Николай Константинович обхватил деревянного коллегу, чтобы не упасть, поскольку сил у него не осталось совсем. Но жест получился очень даже в тему.
– Я спас вас для того, чтобы дать вам еще один шанс на искупление вины, – заявил Николай Константинович, продолжая держаться за столб. – И если снова не будете меня слушаться – погибнете в огне, который я вызову уже из этого вулкана!
– А кто же ты, батюшка? – прерывающимся голосом спросил Ерофеич, напуганный и присмиревший. – Али ты дух?
– Я? – Николай Константинович вздохнул. – Я воплощение Перуна на земле! Неужели вы еще не поняли, бестолковые дети мои?
Сармовчане повалились на колени. Аргументы у новоиспеченного Перуна были весьма сильными.

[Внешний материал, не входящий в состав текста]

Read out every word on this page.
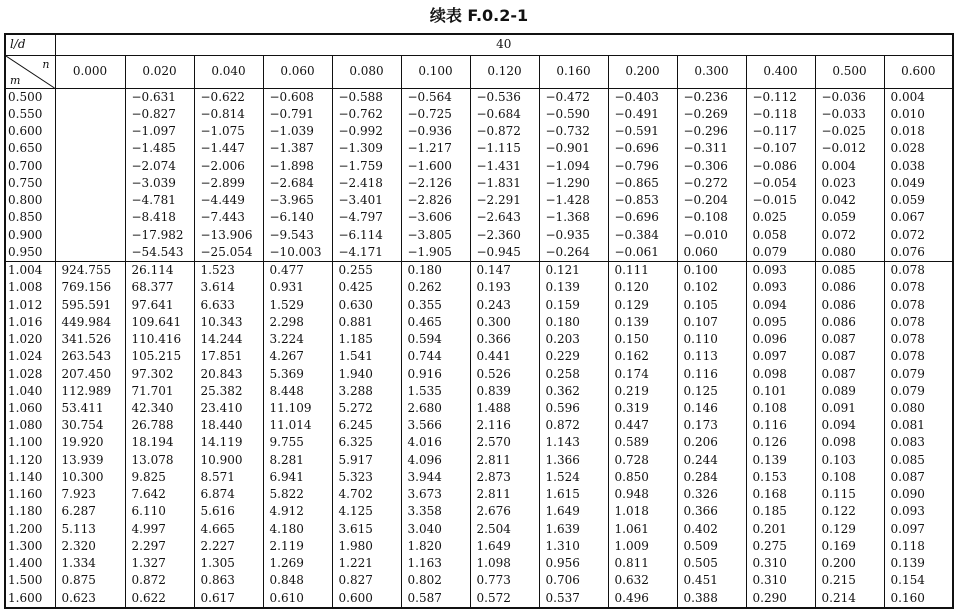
续表 F.0.2-1
l/d	40												

n
m	0.000	0.020	0.040	0.060	0.080	0.100	0.120	0.160	0.200	0.300	0.400	0.500	0.600
0.500		−0.631	−0.622	−0.608	−0.588	−0.564	−0.536	−0.472	−0.403	−0.236	−0.112	−0.036	0.004
0.550		−0.827	−0.814	−0.791	−0.762	−0.725	−0.684	−0.590	−0.491	−0.269	−0.118	−0.033	0.010
0.600		−1.097	−1.075	−1.039	−0.992	−0.936	−0.872	−0.732	−0.591	−0.296	−0.117	−0.025	0.018
0.650		−1.485	−1.447	−1.387	−1.309	−1.217	−1.115	−0.901	−0.696	−0.311	−0.107	−0.012	0.028
0.700		−2.074	−2.006	−1.898	−1.759	−1.600	−1.431	−1.094	−0.796	−0.306	−0.086	0.004	0.038
0.750		−3.039	−2.899	−2.684	−2.418	−2.126	−1.831	−1.290	−0.865	−0.272	−0.054	0.023	0.049
0.800		−4.781	−4.449	−3.965	−3.401	−2.826	−2.291	−1.428	−0.853	−0.204	−0.015	0.042	0.059
0.850		−8.418	−7.443	−6.140	−4.797	−3.606	−2.643	−1.368	−0.696	−0.108	0.025	0.059	0.067
0.900		−17.982	−13.906	−9.543	−6.114	−3.805	−2.360	−0.935	−0.384	−0.010	0.058	0.072	0.072
0.950		−54.543	−25.054	−10.003	−4.171	−1.905	−0.945	−0.264	−0.061	0.060	0.079	0.080	0.076
1.004	924.755	26.114	1.523	0.477	0.255	0.180	0.147	0.121	0.111	0.100	0.093	0.085	0.078
1.008	769.156	68.377	3.614	0.931	0.425	0.262	0.193	0.139	0.120	0.102	0.093	0.086	0.078
1.012	595.591	97.641	6.633	1.529	0.630	0.355	0.243	0.159	0.129	0.105	0.094	0.086	0.078
1.016	449.984	109.641	10.343	2.298	0.881	0.465	0.300	0.180	0.139	0.107	0.095	0.086	0.078
1.020	341.526	110.416	14.244	3.224	1.185	0.594	0.366	0.203	0.150	0.110	0.096	0.087	0.078
1.024	263.543	105.215	17.851	4.267	1.541	0.744	0.441	0.229	0.162	0.113	0.097	0.087	0.078
1.028	207.450	97.302	20.843	5.369	1.940	0.916	0.526	0.258	0.174	0.116	0.098	0.087	0.079
1.040	112.989	71.701	25.382	8.448	3.288	1.535	0.839	0.362	0.219	0.125	0.101	0.089	0.079
1.060	53.411	42.340	23.410	11.109	5.272	2.680	1.488	0.596	0.319	0.146	0.108	0.091	0.080
1.080	30.754	26.788	18.440	11.014	6.245	3.566	2.116	0.872	0.447	0.173	0.116	0.094	0.081
1.100	19.920	18.194	14.119	9.755	6.325	4.016	2.570	1.143	0.589	0.206	0.126	0.098	0.083
1.120	13.939	13.078	10.900	8.281	5.917	4.096	2.811	1.366	0.728	0.244	0.139	0.103	0.085
1.140	10.300	9.825	8.571	6.941	5.323	3.944	2.873	1.524	0.850	0.284	0.153	0.108	0.087
1.160	7.923	7.642	6.874	5.822	4.702	3.673	2.811	1.615	0.948	0.326	0.168	0.115	0.090
1.180	6.287	6.110	5.616	4.912	4.125	3.358	2.676	1.649	1.018	0.366	0.185	0.122	0.093
1.200	5.113	4.997	4.665	4.180	3.615	3.040	2.504	1.639	1.061	0.402	0.201	0.129	0.097
1.300	2.320	2.297	2.227	2.119	1.980	1.820	1.649	1.310	1.009	0.509	0.275	0.169	0.118
1.400	1.334	1.327	1.305	1.269	1.221	1.163	1.098	0.956	0.811	0.505	0.310	0.200	0.139
1.500	0.875	0.872	0.863	0.848	0.827	0.802	0.773	0.706	0.632	0.451	0.310	0.215	0.154
1.600	0.623	0.622	0.617	0.610	0.600	0.587	0.572	0.537	0.496	0.388	0.290	0.214	0.160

После этого на холме воцарилась атмосфера благоговения и беспрекословного подчинения руководителю экспедиции. На всякий случай и остальных своих товарищей Николай Константинович наделил небесной пропиской. Алексея он представил как Леля, юного и веселого бога любви. Свою дочь Софи, в полном соответствии со славянской мифологией, нарек Деваной, богиней, умевшей превращаться в птицу. Унылый геолог Савельев получил почетное звание бога огня Сварога. Сложнее всего было с Мустафой Блюментростом, который ни своим внешним видом, ни поведением нисколько не походил на персонажа древнерусских преданий; однако Николай Константинович ловко выкрутился из ситуации, назвав Мустафу Семарглом, божеством неясных функций, про которого все слышали, но никто толком не знал, откуда этот Семаргл взялся в дружном славянском пантеоне и чем он там занимается.